Pois se, pela caridade, a salvação fosse alcançada, passaria a ser ela um mero instrumento administrado pela ação humana, como tantos outros de responsabilidade do homem sobre a face da Terra. Na verdade, por força da doutrina de algumas religiões, outorgou-se à caridade uma preponderância tal que, de coadjuvante, passou a figurar como atriz principal no palco da vida, ocasionando uma inversão total na concepção do conceito de salvação. Por essa linha de pensamento, a caridade passou a conduzir à salvação, quando o inverso é o que realmente ocorre. O sentir-se salvo, tendo em vista um posicionamento espiritual originado da fé, acarreta profunda alteração na escala de valores, produzindo, com isso, a prática de obras advindas desse novo posicionamento. Nesse contexto, à caridade, agregam-se outros atributos como perdão, tolerância, compreensão, fraternidade, mansidão...

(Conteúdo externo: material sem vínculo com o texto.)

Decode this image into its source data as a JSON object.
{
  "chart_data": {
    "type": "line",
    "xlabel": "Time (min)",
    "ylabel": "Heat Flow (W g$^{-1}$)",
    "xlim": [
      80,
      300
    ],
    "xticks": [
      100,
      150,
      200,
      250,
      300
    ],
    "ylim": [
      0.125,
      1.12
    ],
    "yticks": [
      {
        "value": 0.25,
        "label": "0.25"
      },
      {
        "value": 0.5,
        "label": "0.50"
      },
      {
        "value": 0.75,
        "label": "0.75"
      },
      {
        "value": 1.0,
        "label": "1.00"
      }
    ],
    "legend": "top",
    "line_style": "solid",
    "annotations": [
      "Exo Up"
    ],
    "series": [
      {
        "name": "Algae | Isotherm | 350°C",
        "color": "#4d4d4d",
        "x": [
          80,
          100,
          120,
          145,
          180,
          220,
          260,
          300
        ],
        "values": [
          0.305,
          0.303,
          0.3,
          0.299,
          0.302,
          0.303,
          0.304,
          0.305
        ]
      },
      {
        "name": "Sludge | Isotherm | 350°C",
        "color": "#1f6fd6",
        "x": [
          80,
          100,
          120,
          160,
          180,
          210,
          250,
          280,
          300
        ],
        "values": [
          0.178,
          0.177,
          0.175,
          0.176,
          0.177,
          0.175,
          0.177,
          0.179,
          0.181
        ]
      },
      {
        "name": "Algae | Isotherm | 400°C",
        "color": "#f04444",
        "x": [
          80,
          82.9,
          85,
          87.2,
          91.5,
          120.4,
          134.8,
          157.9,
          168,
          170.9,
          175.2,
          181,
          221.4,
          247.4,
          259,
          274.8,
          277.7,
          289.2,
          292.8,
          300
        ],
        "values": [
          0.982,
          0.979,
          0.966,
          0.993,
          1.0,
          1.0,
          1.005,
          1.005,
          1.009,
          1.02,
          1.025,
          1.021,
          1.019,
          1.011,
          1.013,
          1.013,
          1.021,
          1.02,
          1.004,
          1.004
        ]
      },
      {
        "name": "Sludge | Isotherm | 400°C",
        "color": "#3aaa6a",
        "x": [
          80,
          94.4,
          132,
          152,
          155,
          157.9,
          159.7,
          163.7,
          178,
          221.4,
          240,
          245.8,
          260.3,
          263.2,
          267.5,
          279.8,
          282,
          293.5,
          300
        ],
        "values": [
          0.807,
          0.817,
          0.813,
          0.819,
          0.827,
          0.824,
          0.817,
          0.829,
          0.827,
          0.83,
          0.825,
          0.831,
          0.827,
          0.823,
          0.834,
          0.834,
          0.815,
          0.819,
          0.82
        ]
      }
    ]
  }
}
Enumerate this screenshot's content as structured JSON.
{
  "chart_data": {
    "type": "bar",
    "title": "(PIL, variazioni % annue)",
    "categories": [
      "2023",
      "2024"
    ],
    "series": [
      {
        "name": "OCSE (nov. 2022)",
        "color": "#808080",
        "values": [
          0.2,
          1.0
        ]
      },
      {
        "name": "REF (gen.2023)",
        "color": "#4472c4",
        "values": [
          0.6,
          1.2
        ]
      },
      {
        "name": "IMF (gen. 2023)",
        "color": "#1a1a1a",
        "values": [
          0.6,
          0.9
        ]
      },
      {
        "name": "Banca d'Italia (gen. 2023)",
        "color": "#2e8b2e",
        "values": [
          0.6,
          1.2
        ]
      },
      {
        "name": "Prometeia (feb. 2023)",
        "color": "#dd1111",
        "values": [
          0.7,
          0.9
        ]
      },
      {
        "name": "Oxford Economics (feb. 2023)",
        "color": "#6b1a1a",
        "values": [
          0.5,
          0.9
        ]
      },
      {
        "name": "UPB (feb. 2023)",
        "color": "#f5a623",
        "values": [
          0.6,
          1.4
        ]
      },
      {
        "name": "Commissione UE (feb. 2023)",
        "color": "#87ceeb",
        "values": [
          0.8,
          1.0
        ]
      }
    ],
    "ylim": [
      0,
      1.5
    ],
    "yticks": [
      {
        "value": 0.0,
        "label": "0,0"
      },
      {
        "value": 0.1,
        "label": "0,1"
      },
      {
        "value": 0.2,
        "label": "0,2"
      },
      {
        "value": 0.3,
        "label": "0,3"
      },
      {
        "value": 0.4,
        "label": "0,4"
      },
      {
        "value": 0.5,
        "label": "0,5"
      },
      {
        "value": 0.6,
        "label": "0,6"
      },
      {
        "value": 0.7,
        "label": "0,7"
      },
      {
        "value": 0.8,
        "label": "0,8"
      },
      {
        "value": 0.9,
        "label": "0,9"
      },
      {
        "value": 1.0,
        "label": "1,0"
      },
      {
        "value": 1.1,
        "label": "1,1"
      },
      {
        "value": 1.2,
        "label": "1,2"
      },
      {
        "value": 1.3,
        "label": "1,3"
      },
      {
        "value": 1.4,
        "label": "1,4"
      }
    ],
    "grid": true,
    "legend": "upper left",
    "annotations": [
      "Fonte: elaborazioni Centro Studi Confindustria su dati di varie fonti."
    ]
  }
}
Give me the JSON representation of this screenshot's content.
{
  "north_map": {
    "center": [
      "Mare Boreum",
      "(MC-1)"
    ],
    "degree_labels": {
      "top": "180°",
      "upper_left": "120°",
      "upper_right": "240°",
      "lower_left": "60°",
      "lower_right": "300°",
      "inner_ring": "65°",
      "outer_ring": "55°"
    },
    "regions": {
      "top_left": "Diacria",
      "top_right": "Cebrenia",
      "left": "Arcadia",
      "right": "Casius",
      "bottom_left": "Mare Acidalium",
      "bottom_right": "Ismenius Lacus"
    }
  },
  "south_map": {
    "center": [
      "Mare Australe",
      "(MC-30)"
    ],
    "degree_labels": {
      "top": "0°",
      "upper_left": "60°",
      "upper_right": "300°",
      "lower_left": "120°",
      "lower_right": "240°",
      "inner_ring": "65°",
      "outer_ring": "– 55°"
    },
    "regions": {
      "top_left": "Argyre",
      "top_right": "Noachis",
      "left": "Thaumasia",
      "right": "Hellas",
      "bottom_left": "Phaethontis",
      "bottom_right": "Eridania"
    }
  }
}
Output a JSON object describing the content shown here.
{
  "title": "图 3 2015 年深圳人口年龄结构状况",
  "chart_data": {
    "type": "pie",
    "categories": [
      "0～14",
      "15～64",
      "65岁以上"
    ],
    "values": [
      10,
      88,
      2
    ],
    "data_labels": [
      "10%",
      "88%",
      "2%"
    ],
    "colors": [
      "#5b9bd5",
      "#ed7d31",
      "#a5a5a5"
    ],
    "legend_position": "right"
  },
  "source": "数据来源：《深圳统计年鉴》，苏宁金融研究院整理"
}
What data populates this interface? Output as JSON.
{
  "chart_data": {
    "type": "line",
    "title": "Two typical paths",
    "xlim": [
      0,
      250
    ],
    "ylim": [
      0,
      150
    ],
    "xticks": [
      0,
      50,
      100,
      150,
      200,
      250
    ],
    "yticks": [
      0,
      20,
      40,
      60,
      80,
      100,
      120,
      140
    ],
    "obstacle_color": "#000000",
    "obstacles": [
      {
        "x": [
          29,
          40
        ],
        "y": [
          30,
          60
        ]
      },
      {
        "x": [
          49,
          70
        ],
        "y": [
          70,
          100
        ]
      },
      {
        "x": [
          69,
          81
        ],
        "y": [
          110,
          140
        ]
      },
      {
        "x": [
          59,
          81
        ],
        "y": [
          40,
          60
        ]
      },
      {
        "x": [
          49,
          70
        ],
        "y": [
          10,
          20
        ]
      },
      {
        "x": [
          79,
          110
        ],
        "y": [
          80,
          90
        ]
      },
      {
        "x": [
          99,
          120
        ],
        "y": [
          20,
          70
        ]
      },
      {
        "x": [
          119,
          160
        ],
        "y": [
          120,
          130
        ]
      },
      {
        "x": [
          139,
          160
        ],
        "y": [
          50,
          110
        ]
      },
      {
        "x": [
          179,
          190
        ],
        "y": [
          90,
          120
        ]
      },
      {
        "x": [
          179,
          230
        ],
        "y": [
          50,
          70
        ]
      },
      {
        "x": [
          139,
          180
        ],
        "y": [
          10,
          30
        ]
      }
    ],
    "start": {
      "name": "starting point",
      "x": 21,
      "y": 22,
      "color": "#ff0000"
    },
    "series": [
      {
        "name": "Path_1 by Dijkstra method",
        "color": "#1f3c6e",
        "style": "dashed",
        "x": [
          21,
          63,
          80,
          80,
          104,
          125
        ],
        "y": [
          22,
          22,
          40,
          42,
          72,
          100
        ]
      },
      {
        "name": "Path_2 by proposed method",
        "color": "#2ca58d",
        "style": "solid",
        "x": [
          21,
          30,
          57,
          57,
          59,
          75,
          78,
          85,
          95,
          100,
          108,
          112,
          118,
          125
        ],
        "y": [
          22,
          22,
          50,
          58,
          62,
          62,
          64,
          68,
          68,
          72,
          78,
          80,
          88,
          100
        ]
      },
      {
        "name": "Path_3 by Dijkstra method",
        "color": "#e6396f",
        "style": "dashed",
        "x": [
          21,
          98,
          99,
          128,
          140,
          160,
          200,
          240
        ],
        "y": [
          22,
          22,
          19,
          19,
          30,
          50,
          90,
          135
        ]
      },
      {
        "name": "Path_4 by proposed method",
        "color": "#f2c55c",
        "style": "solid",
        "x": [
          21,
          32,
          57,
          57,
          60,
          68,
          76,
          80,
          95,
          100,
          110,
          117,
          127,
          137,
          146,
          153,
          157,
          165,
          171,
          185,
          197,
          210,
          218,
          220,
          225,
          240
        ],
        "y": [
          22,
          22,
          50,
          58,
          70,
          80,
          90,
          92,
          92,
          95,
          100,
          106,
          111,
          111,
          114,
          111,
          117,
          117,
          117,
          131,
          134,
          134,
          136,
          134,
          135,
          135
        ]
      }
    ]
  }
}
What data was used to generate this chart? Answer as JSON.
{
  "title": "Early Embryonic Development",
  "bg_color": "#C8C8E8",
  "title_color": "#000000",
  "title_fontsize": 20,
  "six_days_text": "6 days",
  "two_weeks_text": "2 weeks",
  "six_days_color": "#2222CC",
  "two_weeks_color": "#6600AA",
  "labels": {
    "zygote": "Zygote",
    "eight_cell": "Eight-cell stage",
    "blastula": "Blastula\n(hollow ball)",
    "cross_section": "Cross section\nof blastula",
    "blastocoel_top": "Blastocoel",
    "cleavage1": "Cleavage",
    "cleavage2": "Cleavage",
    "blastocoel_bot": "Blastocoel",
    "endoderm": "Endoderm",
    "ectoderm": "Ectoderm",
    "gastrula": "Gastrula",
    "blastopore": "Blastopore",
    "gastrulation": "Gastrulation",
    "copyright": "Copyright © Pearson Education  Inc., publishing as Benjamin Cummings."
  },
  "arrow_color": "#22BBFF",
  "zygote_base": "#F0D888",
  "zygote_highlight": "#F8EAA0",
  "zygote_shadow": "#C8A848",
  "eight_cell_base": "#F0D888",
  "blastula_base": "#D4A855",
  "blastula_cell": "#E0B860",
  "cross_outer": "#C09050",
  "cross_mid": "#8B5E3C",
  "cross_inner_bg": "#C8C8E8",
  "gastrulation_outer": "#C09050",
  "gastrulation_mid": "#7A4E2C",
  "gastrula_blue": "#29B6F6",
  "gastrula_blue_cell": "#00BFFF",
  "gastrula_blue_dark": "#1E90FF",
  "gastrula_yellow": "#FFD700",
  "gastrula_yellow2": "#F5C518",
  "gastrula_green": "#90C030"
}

Solidariedade, magnanimidade, benignidade, bondade, temperança, todos, enfim, frutos do amor – matriz da qual derivam todos estes sentimentos. Assim, através da fé, pela qual se instaura uma nova postura interior, lastreada no amor, o homem é alçado à salvação e às obras daí decorrentes, das quais a caridade é uma delas. Nessa percepção, as religiões não se enquadram, haja vista, da parte delas, a necessidade de obras para o alcance da salvação. Aliás, salvação, fique claro, é atributo exclusivo de Deus, no qual não se encaixam invenções religiosas dos homens. Tanto é que, diante do cipoal de sacrifícios, dogmas e obrigações das religiões, uma exceção resplandece: Jesus Cristo. Que, ao contrário, nada exige, além da fé em si (“Pela fé sois salvos”). E o cristianismo? É religião. Portanto, invenção humana. Em vários aspectos não reflete Jesus. Jesus é Deus. Da salvação gratuita, entende? Vive la différence!